A carte-de-visite portrait of Lord and Lady Skemersdale.
Born Edward Bootle-Wilbraham on 12 December 1837, his father was Hon. Richard Bootle-Wilbraham, son of the 1st Baron Skelmersdale. His father having died in 1844, Edward succeeded to the title of 2nd Baron Skelmersdale at the death of his grandfather in 1853 and took his seat in the House of Lords on his 21st birthday in 1858.
He was educated at Eton and at Christ Church, Oxford. Between 1866 and 1868 he held the office of Lord in Waiting. He served in the Conservative administrations of Benjamin Disraeli as a Government Whip from 1866 to 1868, and then as Conservative Chief Whip in the Lords. He was admitted to the Privy Council in 1874 and in 1880 he was created Earl of Lathom. Lord Lathom later held office under Lord Salisbury as Lord Chamberlain of the Household from 1885 to 1886, from 1886 to 1892 and from 1895 to 1898.
He married Lady Alice Villiers, daughter of the statesman Lord Clarendon, on 16 August 1860. They had nine children. She died on 23 November 1897, killed in a carriage accident.

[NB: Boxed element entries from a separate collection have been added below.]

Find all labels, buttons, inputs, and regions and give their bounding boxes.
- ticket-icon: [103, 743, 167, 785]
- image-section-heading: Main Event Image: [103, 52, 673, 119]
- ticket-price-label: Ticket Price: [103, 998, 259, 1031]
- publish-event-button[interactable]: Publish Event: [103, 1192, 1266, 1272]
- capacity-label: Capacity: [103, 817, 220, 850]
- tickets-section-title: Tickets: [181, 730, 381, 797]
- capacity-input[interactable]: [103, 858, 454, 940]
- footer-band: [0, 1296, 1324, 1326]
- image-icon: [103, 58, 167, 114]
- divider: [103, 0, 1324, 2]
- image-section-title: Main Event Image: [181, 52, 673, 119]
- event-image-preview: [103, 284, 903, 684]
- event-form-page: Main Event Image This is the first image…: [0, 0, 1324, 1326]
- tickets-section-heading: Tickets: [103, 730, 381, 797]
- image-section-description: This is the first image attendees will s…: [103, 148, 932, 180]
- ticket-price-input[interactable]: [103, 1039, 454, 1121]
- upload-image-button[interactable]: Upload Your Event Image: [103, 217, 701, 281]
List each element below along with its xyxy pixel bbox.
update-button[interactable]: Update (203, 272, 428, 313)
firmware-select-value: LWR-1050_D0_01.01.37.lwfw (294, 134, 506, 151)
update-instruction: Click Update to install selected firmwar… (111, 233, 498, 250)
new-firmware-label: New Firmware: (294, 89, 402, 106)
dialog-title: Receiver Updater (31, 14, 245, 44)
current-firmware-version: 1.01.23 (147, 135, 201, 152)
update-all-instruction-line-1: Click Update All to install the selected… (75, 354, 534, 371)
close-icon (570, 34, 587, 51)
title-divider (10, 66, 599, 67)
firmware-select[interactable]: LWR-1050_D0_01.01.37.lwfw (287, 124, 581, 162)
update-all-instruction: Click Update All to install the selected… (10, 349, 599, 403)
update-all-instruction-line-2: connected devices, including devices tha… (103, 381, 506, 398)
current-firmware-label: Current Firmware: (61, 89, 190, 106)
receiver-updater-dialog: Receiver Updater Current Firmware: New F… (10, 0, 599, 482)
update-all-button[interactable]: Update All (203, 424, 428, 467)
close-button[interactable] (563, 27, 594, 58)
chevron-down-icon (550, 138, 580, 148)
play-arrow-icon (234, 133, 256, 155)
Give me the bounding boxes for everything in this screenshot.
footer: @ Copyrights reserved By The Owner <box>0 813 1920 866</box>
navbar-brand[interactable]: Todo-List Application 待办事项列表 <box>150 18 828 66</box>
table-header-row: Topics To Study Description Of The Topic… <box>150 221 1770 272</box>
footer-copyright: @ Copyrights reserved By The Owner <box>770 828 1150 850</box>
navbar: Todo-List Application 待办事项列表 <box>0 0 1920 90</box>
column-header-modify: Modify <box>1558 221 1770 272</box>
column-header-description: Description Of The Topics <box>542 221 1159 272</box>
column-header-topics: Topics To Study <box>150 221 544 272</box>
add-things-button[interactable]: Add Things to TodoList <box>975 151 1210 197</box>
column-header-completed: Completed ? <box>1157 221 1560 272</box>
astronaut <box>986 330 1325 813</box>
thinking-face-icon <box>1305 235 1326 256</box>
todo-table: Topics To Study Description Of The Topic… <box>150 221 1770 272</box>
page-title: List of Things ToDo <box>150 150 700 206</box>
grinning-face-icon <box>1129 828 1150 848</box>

The following report of her death appeared in The Times (24 November 1897): ‘We regret to announce the death of the Countess of Lathom as the result of a carriage accident yesterday. It seems that Lady Lathom was driving a phaeton drawn by two horses, and seated with her in the vehicle were Lady Leitrim and Lady Evelyn Mason, while a coachman sat behind. Her ladyship was driving home to Lathom-house, Ormskirk, so as to superintend arrangements for the dinner party when the shooting party got back. When the vehicle was entering Lathom-park from Dalton one of the reins which Lady Lathom held slackened and got under the tail of one of the horses. This irritated the animal, and made it restive. It swerved aside and one of the wheels of the phaeton struck against a heap of stones. Both horses became unmanageable, and as a result the vehicle was overturned, and the three ladies were thrown out. Lady Leitrim and Lady Evelyn Mason were thrown into the road and sustained no injury beyond slight bruises. Lady Lathom, however, was cast on to the margin of a roadside ditch, and a horse seems to have kicked her into the water. The ladies with the help of the coachman got Lady Lathom out of the ditch as rapidly as possible, but it was at once perceived that she had sustained very serious injury, and was unconscious. The coachman immediately brought Drs. Morris and Pendlebury to the spot, and these gentlemen had the injured lady removed on an ambulance to Lathom-house, where everything possible was done. Meanwhile, a mounted messenger was despatched to give the sad information to Lord Lathom, who was with the shooting party. His lordship rode rapidly home, and arrived at Lathom-house just in time to see his wife die. So far as could be ascertained the Countess succumbed partly to the effect of concussion of the brain and partly to that of immersion in water.’
Lord Lathom died the following year, aged 60, on 19 November 1898.
Photographed in 1860 by Camille Silvy of London.